Perhaps her most famous contribution came in January 1998 when she entered the notorious Maze prison near Lisburn to speak to paramilitaries in a bid to convince them to back the peace negotiations.
“Mo was most important, not really for the individual acts she did as Secretary of State for Northern Ireland, but her most important thing was that she created a different atmosphere and climate for the negotiation, because she was so obviously not from any sectarian background,” said Sir Tony.
“Mo was not really a respecter of persons or of protocol and therefore she was so different from anything the UK government ever put forward as Secretary of State for Northern Ireland, that she brought with it a special energy and in a sense a kind of a liberating energy.
“And even though I think some, particularly some men, found it all a bit strange for them, her ability to be so completely normal in the face of very abnormal politics, it deserves its own special mention because it was an important factor.”
She also found herself embroiled in controversy over her handling of a contentious Orange parade on the Garvaghy Road in Portadown, Co Armagh.
In 1999 she was replaced in the job by Peter Mandelson.
She stood down from the Commons at the 2001 general election after 14 years as Labour MP for Redcar.

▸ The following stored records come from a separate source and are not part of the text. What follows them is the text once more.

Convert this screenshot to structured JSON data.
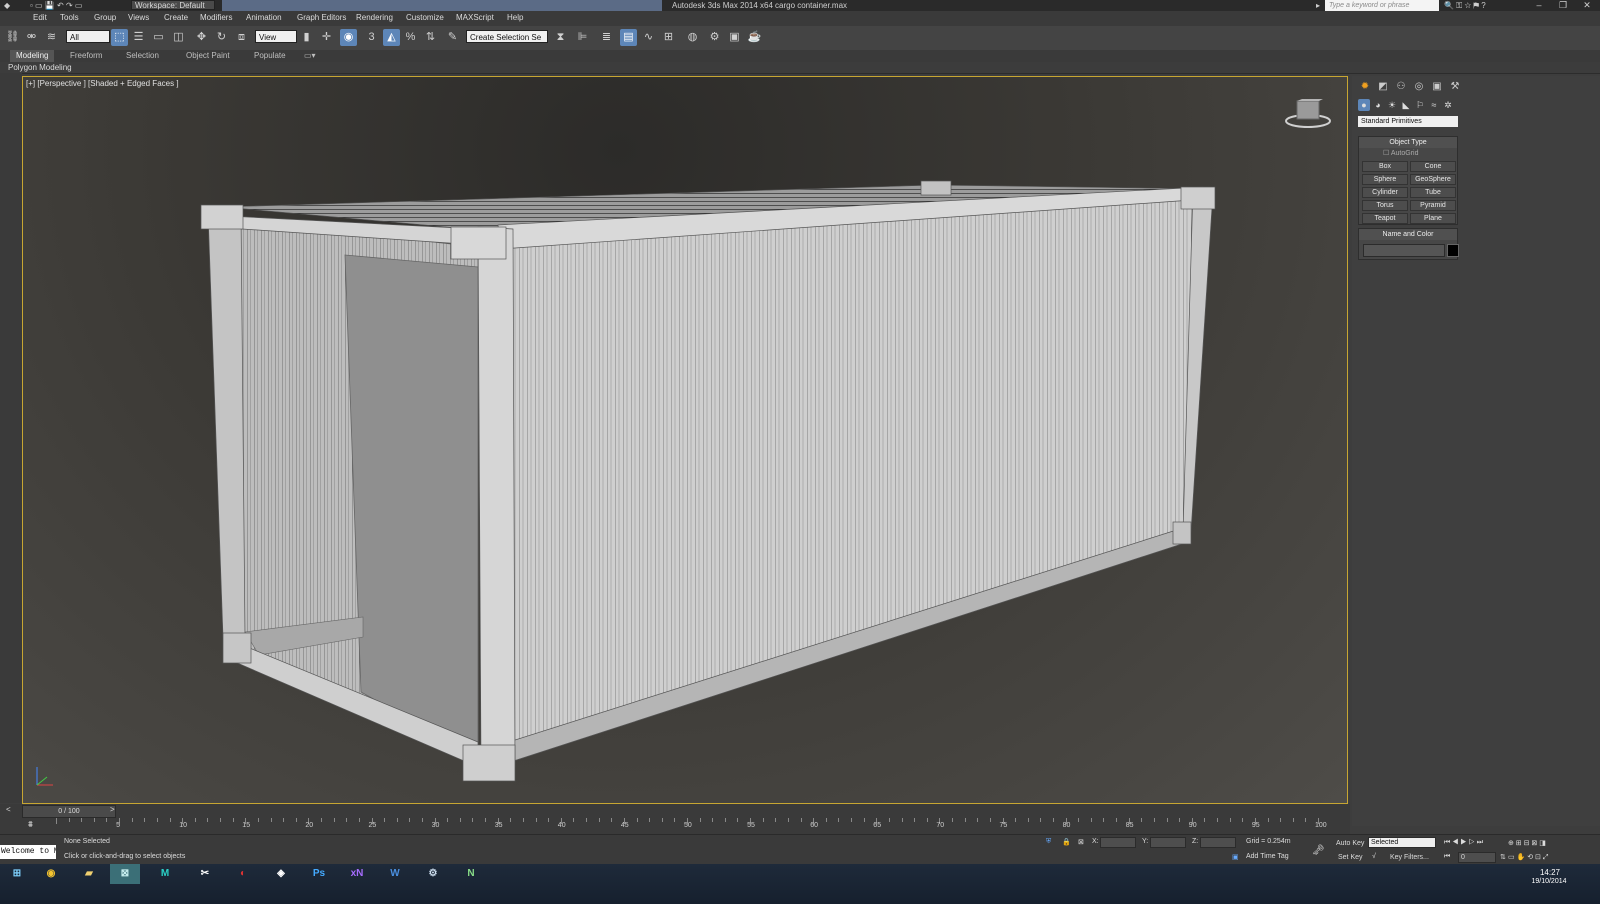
{
  "window": {
    "app_title": "Autodesk 3ds Max 2014 x64",
    "file_title": "cargo container.max",
    "workspace": "Workspace: Default",
    "search_placeholder": "Type a keyword or phrase"
  },
  "menu": [
    "Edit",
    "Tools",
    "Group",
    "Views",
    "Create",
    "Modifiers",
    "Animation",
    "Graph Editors",
    "Rendering",
    "Customize",
    "MAXScript",
    "Help"
  ],
  "toolbar": {
    "filter": "All",
    "ref_coord": "View",
    "named_selection": "Create Selection Se",
    "snap_label": "3"
  },
  "ribbon": {
    "tabs": [
      "Modeling",
      "Freeform",
      "Selection",
      "Object Paint",
      "Populate"
    ],
    "active_tab": "Modeling",
    "panel": "Polygon Modeling"
  },
  "viewport": {
    "label": "[+] [Perspective ] [Shaded + Edged Faces ]",
    "accent": "#c7a632"
  },
  "command_panel": {
    "category": "Standard Primitives",
    "object_type_title": "Object Type",
    "autogrid": "AutoGrid",
    "buttons": [
      "Box",
      "Cone",
      "Sphere",
      "GeoSphere",
      "Cylinder",
      "Tube",
      "Torus",
      "Pyramid",
      "Teapot",
      "Plane"
    ],
    "name_color_title": "Name and Color"
  },
  "timeline": {
    "frame": "0 / 100",
    "ticks": [
      "5",
      "10",
      "15",
      "20",
      "25",
      "30",
      "35",
      "40",
      "45",
      "50",
      "55",
      "60",
      "65",
      "70",
      "75",
      "80",
      "85",
      "90",
      "95",
      "100"
    ]
  },
  "status": {
    "maxscript": "Welcome to M",
    "selection": "None Selected",
    "prompt": "Click or click-and-drag to select objects",
    "x_label": "X:",
    "y_label": "Y:",
    "z_label": "Z:",
    "grid": "Grid = 0.254m",
    "add_time_tag": "Add Time Tag",
    "auto_key": "Auto Key",
    "set_key": "Set Key",
    "key_mode": "Selected",
    "key_filters": "Key Filters...",
    "frame_field": "0"
  },
  "clock": {
    "time": "14:27",
    "date": "19/10/2014"
  },
  "taskbar": [
    "start-orb",
    "chrome",
    "explorer",
    "3dsmax",
    "maya",
    "unity",
    "photoshop",
    "xnormal",
    "word",
    "steam",
    "notepad"
  ]
}
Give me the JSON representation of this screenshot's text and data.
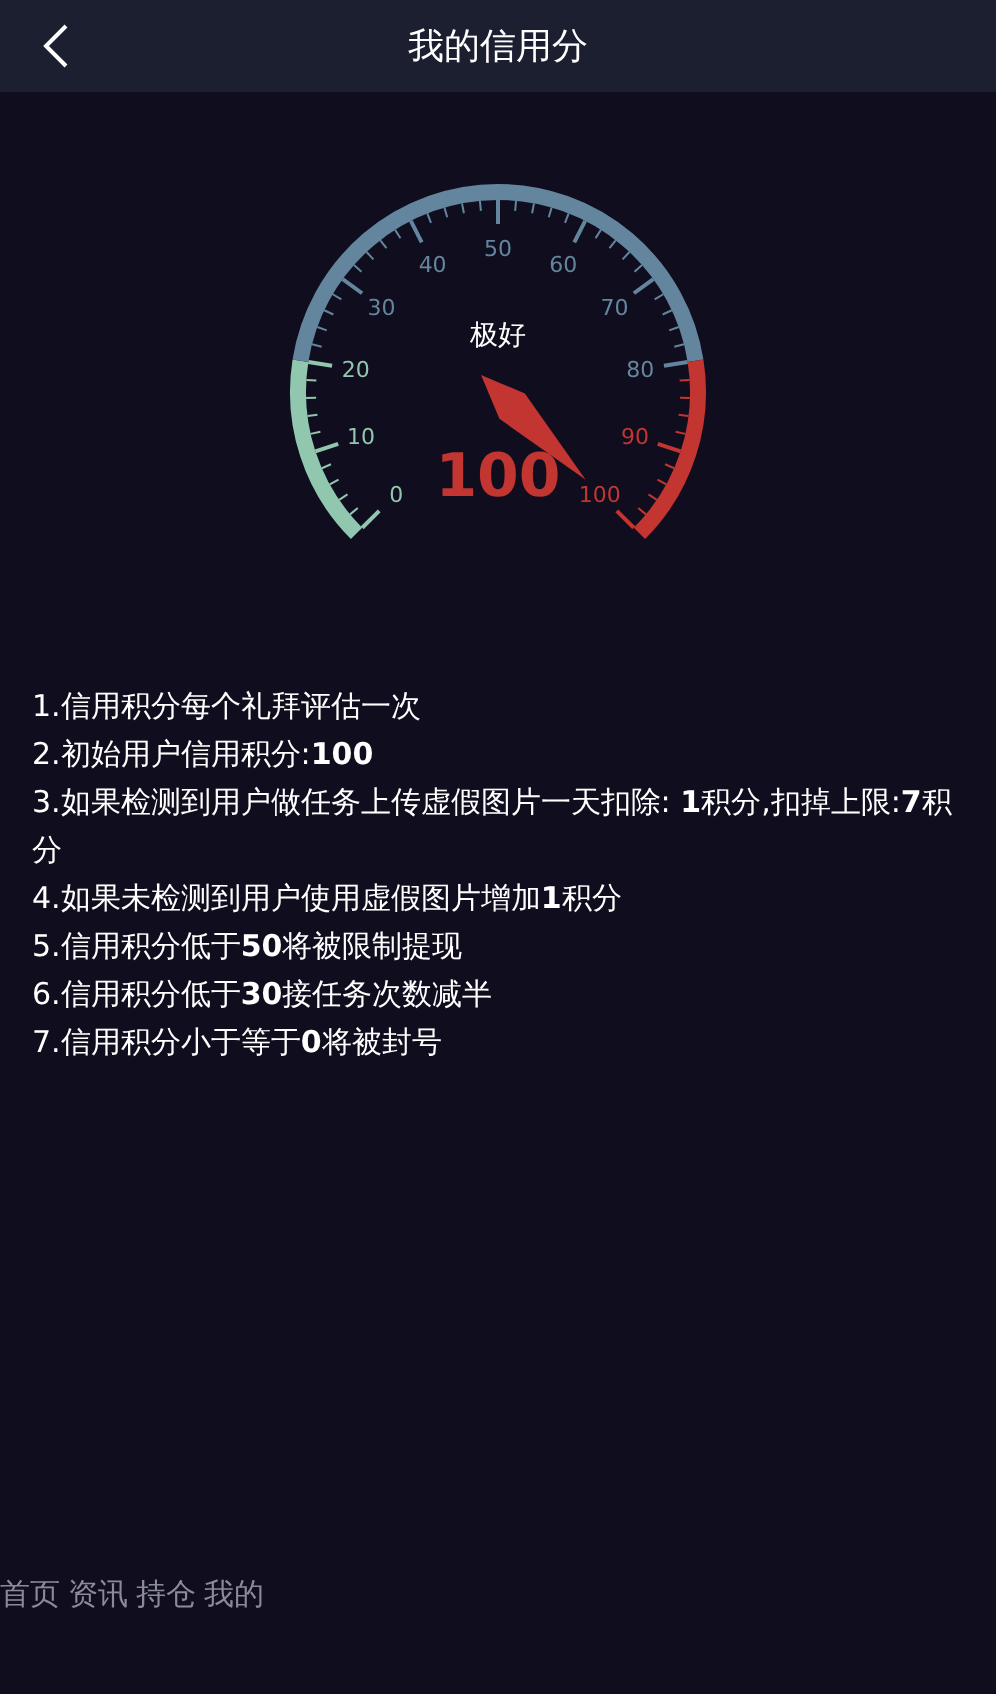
{
  "header": {
    "title": "我的信用分"
  },
  "gauge": {
    "label": "极好",
    "value": "100",
    "ticks": [
      "0",
      "10",
      "20",
      "30",
      "40",
      "50",
      "60",
      "70",
      "80",
      "90",
      "100"
    ],
    "segments": [
      {
        "color": "#91c7ae"
      },
      {
        "color": "#63869e"
      },
      {
        "color": "#c23531"
      }
    ]
  },
  "rules": [
    "1.信用积分每个礼拜评估一次",
    "2.初始用户信用积分:**100**",
    "3.如果检测到用户做任务上传虚假图片一天扣除: **1**积分,扣掉上限:**7**积分",
    "4.如果未检测到用户使用虚假图片增加**1**积分",
    "5.信用积分低于**50**将被限制提现",
    "6.信用积分低于**30**接任务次数减半",
    "7.信用积分小于等于**0**将被封号"
  ],
  "nav": [
    "首页",
    "资讯",
    "持仓",
    "我的"
  ]
}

Ms Mowlam died in 2005 at the age of 55.
Sir Tony praised her political intelligence and also her human touch.
“I chose Mo because I thought she was completely different, because she would be a complete breath of fresh air, and she was, and also because she was a very clever politician,” he said.
“You know, she understood people, got to know them very easily.
“And even though I think particularly some of the unionist people, some more traditional people, found her a culture shock – not just as a culture change, but a culture shock – that also had its own benefit.”